Заполонивший в 1960–1970‐х годах евроамериканские умы постмодернизм локализовал себя в связном отталкивании от тоталитарных режимов и вовсе по ту сторону истории, за ее крайним рубежом и придал – сообразно с этим – культу конформизма, ожидаемого государством от подданных, обратный ход, потребовав от общества приспособления к исключительно и непревозмогаемо индивидному. История, которую нельзя продолжить, должна была поменять местами вход и выход своего последнего состояния, пойти на попятную. Отщепенцев, которых общество не должно было бы низводить до жертв неумолимой сегрегации, Мишель Фуко нашел среди душевнобольных («История безумия классической эпохи», 1961) и преступников («Надзирать и наказывать», 1975). Жан-Франсуа Лиотар разработал проект такого социального устройства, в котором будут учтены собственные интересы разного рода меньшинств («Состояние постмодерна», 1979). Как публично-хоровое пространство вберет в себя голоса интимности и каков тот коллектив, в котором будет торжествовать индивид, – вот предмет утопических раздумий Юргена Хабермаса («Структурное изменение публичной сферы», 1962), Жака Деррида («Политика дружбы», 1994) и Джорджо Агамбена («Грядущее сообщество», 2001).

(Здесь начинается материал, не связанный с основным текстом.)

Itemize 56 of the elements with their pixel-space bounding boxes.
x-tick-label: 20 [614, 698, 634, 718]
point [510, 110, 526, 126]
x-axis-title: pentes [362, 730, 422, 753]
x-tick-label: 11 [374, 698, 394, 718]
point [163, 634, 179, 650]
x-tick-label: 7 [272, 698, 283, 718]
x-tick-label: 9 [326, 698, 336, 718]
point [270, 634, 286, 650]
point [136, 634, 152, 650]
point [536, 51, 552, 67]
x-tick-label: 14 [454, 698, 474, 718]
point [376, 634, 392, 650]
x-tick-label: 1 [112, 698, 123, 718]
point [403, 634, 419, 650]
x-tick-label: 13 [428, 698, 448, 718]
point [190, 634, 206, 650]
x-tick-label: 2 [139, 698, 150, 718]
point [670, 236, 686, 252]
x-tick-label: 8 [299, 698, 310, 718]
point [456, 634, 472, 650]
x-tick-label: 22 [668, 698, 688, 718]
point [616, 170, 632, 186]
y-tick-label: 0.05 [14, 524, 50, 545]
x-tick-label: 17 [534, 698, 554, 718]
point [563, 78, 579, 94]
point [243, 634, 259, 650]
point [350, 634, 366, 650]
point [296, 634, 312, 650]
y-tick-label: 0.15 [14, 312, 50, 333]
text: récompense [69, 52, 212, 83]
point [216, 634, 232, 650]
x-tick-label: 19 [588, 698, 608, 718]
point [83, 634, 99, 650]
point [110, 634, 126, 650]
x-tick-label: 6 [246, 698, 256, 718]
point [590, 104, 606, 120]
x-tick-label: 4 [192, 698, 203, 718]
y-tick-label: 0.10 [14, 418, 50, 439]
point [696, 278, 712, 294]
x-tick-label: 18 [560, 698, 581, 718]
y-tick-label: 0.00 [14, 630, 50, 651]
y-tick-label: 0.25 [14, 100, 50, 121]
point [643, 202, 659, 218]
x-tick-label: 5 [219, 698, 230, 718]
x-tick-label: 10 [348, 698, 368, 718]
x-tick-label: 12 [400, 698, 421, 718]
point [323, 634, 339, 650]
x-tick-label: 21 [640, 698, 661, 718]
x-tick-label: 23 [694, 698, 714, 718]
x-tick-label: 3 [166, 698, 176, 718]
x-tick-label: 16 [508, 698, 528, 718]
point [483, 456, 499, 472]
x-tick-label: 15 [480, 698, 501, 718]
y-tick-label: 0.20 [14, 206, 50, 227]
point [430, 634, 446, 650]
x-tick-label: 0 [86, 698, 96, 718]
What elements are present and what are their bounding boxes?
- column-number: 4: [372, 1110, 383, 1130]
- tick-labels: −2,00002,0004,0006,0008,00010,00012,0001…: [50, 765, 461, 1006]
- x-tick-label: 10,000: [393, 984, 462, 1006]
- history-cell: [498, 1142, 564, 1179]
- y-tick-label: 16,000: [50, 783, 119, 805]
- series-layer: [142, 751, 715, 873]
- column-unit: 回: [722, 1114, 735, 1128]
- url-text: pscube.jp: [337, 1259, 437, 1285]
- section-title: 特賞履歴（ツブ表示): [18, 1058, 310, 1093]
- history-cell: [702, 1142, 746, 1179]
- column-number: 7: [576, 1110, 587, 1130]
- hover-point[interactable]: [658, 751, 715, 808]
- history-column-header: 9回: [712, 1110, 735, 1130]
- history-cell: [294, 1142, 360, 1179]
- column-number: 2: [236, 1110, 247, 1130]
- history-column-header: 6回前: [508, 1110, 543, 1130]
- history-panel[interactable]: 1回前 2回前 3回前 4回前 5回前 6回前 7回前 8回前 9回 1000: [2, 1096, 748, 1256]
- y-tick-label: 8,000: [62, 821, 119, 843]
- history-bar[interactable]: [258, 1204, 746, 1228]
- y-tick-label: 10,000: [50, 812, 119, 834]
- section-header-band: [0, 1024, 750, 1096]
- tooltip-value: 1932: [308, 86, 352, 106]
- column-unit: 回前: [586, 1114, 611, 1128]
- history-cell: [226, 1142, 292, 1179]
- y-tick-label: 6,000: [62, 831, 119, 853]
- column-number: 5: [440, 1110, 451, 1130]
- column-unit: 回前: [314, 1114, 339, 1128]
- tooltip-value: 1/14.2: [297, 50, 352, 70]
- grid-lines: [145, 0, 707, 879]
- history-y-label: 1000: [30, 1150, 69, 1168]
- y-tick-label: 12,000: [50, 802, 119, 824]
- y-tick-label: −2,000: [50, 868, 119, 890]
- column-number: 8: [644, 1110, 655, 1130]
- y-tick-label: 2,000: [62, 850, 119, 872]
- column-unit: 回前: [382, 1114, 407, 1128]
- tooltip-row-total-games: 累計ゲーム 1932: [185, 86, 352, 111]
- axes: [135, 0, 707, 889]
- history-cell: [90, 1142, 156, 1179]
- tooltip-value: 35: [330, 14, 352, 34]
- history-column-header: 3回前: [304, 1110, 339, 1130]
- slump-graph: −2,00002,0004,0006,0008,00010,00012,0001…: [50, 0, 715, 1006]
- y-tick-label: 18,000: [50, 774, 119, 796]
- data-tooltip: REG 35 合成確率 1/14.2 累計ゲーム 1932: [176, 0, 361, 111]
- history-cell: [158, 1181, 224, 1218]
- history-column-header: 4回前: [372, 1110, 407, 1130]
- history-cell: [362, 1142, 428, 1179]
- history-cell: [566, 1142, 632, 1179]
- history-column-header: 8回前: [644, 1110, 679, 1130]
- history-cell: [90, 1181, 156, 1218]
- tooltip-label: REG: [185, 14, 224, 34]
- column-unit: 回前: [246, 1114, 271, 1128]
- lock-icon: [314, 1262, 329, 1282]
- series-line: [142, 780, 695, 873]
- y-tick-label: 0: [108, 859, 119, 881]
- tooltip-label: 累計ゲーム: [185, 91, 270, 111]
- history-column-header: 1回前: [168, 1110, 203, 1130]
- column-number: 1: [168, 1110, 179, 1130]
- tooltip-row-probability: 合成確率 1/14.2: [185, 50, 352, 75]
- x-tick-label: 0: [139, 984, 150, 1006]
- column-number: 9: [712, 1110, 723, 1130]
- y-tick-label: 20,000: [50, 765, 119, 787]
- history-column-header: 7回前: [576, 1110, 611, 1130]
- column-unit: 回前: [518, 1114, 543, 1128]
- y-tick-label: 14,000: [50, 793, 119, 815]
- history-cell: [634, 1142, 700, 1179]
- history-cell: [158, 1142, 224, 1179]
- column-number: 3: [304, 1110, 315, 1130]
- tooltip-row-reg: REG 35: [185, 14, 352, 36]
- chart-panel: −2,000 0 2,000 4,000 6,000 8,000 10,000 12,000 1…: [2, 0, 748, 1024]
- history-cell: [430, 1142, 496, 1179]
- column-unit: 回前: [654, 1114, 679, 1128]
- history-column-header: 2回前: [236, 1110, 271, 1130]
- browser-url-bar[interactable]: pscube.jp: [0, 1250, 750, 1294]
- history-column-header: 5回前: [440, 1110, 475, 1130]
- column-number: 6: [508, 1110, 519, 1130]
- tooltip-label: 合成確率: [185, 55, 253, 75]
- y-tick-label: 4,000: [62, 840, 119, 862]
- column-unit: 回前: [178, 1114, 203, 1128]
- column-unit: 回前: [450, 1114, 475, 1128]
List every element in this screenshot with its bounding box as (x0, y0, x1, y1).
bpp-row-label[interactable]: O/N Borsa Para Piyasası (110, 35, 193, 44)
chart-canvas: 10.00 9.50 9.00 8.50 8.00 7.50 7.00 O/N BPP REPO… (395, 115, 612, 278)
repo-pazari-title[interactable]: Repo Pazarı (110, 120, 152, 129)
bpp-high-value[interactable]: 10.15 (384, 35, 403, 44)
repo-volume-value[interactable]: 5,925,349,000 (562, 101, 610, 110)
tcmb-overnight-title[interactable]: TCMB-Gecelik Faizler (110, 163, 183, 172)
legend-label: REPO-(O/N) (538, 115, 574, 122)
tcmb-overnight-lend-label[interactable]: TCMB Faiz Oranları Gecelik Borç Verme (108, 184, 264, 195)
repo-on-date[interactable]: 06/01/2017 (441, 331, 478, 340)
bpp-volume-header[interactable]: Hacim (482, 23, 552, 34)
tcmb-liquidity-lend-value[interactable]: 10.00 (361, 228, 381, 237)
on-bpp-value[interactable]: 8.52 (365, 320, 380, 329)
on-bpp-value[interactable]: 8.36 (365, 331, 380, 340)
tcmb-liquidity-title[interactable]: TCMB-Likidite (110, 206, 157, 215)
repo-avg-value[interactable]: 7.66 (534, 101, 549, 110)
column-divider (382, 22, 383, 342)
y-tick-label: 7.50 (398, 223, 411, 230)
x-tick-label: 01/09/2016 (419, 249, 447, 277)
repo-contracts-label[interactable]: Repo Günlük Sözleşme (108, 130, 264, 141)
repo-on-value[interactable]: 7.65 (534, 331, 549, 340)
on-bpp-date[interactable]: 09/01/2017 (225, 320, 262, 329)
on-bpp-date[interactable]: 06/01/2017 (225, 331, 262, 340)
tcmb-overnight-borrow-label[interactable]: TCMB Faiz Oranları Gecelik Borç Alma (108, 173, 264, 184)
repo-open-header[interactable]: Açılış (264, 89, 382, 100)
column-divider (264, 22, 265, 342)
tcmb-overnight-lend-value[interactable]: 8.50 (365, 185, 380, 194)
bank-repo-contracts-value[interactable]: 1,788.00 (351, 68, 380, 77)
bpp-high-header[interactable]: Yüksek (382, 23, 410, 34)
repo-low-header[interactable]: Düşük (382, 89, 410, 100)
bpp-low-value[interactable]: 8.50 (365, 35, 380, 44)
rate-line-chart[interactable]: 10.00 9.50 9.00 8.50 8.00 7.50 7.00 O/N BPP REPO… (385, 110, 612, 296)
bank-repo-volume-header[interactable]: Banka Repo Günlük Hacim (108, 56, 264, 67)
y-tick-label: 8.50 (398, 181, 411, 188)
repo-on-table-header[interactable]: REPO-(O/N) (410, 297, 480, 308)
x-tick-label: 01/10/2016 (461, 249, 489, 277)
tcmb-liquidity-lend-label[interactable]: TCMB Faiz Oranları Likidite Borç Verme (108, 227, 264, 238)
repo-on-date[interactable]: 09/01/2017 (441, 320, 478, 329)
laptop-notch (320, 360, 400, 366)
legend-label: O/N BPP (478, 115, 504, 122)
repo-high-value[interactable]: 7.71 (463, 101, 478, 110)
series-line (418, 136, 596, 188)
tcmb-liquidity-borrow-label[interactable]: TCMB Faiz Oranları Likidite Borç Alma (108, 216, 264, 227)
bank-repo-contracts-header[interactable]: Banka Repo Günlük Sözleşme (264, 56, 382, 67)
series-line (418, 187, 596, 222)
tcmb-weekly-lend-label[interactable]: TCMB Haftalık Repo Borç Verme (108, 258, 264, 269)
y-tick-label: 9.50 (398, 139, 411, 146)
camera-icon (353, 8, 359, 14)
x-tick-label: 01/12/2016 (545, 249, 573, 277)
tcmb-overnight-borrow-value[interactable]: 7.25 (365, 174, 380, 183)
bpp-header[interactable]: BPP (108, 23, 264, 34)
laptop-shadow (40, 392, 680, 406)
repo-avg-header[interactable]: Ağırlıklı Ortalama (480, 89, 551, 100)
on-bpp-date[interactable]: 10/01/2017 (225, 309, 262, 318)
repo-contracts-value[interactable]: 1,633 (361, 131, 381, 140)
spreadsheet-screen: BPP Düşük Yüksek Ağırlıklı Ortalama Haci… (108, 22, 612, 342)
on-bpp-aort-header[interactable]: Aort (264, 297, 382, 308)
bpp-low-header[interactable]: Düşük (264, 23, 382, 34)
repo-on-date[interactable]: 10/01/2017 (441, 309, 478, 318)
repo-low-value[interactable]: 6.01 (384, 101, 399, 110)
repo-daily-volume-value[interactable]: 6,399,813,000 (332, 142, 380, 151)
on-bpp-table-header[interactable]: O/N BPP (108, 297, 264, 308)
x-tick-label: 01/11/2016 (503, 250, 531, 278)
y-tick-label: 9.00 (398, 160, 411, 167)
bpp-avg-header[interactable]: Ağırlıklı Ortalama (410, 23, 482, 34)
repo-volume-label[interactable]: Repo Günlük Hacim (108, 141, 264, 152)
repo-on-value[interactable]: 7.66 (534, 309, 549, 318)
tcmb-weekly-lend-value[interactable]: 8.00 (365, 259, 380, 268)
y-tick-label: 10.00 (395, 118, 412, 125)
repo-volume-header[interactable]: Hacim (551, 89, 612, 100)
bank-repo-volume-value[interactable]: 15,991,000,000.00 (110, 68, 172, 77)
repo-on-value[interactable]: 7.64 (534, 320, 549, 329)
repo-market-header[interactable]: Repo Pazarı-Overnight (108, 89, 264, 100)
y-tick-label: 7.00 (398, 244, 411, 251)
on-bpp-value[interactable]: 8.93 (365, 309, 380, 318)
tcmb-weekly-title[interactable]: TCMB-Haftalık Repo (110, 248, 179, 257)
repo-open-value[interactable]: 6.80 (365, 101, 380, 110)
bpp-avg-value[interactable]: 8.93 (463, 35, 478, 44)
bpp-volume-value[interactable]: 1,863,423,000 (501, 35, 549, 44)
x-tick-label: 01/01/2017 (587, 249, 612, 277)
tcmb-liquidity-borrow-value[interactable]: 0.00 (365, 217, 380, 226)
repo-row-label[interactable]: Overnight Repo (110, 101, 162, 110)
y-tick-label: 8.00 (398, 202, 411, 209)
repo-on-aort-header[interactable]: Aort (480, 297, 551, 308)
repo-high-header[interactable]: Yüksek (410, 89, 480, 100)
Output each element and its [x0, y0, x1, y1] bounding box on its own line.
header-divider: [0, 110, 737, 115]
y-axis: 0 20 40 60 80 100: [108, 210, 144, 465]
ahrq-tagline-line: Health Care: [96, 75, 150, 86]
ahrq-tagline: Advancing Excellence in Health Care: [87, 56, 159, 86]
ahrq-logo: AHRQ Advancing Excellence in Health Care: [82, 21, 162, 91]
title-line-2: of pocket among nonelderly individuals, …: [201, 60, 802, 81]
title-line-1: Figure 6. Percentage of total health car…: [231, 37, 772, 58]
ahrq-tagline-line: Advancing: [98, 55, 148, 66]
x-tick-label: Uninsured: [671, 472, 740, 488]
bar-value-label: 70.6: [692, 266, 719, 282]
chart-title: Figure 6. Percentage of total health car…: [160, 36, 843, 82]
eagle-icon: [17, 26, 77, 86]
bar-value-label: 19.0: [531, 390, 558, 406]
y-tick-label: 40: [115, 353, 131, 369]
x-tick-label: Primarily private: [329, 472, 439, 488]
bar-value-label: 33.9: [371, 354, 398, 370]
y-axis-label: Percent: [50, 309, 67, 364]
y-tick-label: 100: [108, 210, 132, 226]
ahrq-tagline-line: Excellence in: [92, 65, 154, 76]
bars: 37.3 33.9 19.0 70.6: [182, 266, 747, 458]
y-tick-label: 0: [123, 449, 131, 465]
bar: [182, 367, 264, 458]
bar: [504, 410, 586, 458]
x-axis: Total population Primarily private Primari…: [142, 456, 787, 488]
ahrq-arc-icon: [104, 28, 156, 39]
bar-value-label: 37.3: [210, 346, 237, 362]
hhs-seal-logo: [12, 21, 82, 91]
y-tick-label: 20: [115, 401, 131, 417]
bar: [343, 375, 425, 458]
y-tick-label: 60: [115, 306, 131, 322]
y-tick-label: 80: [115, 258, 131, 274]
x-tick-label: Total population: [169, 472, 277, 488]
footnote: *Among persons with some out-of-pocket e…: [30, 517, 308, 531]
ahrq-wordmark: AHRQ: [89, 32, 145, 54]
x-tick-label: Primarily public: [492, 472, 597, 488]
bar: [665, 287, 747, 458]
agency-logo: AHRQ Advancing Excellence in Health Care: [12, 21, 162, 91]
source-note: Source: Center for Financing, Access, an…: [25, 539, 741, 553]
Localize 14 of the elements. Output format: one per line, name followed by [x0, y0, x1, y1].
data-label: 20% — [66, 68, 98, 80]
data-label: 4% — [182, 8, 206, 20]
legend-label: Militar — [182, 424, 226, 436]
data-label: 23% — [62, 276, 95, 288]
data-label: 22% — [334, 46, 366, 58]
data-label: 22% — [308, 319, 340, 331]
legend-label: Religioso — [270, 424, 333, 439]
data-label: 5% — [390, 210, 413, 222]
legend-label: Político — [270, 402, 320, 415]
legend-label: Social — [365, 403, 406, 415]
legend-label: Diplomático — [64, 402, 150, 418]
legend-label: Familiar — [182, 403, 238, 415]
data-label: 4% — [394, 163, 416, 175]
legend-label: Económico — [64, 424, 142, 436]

Только если объединение людей станет событием, происходящим от случая к случаю, перестав быть бытием самости, отданным Другому, единичное уравновесится с коммунальным, – таков ход мысли Жан-Люка Нанси («Непроизводная община» = «La communauté désœuvrée», 1986). С этой перестройкой тоталитарного порядка, развернувшейся на его территории, коррелировали проводившиеся за его границей критика конформизма (представленного прежде всего как потребительское сознание, которое поощряется капиталистическим обществом) и глорификация протестных субкультур (что привело, в частности, к возникновению «Ситуационистского интернационала», откликнувшегося на идеи Ги Дебора, которые он высказал в антиконсюмеристском сочинении «Общество спектакля», 1967).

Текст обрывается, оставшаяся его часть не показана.